You do make some good points as far as the sex industry, and that sex is pretty much all business there, but if sex doesnt build up to relationships, why do so many porn people end up dating their co-workers? From what I understand, and believe me I want to understand more, lol, the shoots are fairly quick and it seems like the sex bonds them as much as the time spent together.

Honestly, in your profession, you would know much more than me about if sex is the reason people break up, I dont have inside scoop. Did Roman Heart and Ben Bradley break up because of personality traits, or was sex involved? I am really not trying to be preachy, what works for you, works for you, but I was just concerned you were not getting the intimacy from your boyfriend could have some bearing on your open relationship.

I could never have a boyfriend, soulmate that needed the intimacy of sex outside our relationship, because I would give him all the sex he wants, whenever he wants. Maybe I am just projecting my values on you, and I am sorry, but I really do feel that sex is a big reason why people dont stay together. My only question is, and I am serious, what is sex to you if it is not intimate? A way to just get off? A chance to check out a different hot body than you have waiting at home? I am honestly curious as to what sex means to other people that it doesnt mean to me. I need to see what I might be missing, lol.

5:17 AM  
Blogger Jason Sechrest said...

So many people date their co-workers in the sex industry for the same reason so many people date their co-workers in any industry. ;-)

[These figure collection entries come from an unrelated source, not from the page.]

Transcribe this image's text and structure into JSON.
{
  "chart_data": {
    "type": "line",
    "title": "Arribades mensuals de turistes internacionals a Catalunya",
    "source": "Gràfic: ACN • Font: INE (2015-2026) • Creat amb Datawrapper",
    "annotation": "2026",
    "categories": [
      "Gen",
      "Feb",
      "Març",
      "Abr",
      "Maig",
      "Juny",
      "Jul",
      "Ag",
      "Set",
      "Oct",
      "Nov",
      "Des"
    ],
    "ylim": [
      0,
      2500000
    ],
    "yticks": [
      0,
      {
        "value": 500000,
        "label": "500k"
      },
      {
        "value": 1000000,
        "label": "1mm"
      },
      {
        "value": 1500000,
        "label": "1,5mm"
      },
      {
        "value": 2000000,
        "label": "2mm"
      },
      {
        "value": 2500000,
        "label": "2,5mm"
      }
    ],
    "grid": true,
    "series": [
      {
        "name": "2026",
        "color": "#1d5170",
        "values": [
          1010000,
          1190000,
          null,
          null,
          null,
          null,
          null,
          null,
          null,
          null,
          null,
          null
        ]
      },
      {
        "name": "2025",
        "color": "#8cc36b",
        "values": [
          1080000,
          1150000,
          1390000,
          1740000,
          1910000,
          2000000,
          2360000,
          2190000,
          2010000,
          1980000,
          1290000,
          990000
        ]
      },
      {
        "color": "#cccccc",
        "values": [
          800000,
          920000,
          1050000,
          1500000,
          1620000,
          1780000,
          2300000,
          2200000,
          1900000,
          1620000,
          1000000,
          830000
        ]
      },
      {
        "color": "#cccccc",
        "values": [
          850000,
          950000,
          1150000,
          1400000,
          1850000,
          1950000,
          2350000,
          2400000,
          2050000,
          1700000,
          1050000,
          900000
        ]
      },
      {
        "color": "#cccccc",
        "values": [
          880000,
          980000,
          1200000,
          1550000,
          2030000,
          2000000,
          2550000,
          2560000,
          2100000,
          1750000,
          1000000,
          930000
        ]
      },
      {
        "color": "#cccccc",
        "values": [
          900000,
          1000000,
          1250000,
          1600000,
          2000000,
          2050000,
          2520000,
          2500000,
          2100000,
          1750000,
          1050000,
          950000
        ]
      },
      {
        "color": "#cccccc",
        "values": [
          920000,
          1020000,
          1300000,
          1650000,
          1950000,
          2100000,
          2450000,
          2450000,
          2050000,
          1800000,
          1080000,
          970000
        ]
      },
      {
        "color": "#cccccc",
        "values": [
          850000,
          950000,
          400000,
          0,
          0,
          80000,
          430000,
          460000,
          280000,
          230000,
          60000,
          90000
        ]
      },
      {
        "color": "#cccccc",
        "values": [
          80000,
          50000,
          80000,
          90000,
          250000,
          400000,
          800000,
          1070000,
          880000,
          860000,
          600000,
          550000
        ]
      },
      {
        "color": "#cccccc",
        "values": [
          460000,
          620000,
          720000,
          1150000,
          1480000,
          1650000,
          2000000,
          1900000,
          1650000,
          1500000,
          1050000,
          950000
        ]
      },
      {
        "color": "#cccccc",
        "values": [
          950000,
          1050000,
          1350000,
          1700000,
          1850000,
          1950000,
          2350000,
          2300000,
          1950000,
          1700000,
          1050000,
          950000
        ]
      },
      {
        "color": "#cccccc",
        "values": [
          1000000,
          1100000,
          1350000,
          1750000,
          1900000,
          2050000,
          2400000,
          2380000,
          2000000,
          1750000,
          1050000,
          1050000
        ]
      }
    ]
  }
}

Personally, I don't want sex to be the centerpiece of a relationship. It is fleeting. It fades. And you will always be attracted to other people. That is not where I want the majority of my "intimacy" stemming from. And I think putting so much importance on it is what has ruined a lot of relationships.

I know a lot of "swingers" -- especially in straight porn -- who have been happily married for over ten years. That doesn't mean that lifestyle will work for everyone. People have different priorities and to not allow them their personal priorities and deem to know what marriage should and should not be between two people is no different than the people picketing gays rights to that union. Those kind of judgment calls castrate someone's freedom just as much.

As for the porn world, about 90% of the open relationships I've witnessed have not ended because of sex issues. It's always been something deeper than that. Which makes sense I suppose. If they didn't put emotional importance into that in the first place, why would they break up over it? I must say though that as for the other 10%, I have found that while they may end the relationship over sex issues, that was merely a branch of a much more deep seeded problem - ie. insecurities, lack of trust, etc. And let's face it - neither monogamy or "open relationships" will fix those problems. Sex is way too often used as our own personal security blanket. But the fabric is too flimsy and so easily stained.

9:36 AM  
Anonymous Anonymous said...

Destiny is always a big tease to human being. when you want to make it happen, it never happen. just as you thought something will never works out, it works out nicely.

I do put efforts in relationship too, being who i am, pretty lovely and caring and others. But I don't expect the same in return, because, that's where the bomb is being planted in the relationship (that's how I see it and doesn't work in all cases). if we're meant to be together, we'll be together, no matter how hard you work on or just being a slacker. if it doesn't work out at the end, too bad. May be I'm too dumb, but at least I did and I cherish it.

2001? that's the year of my biggest turning point to date and the year of me turning from the innocent personality to a complex one.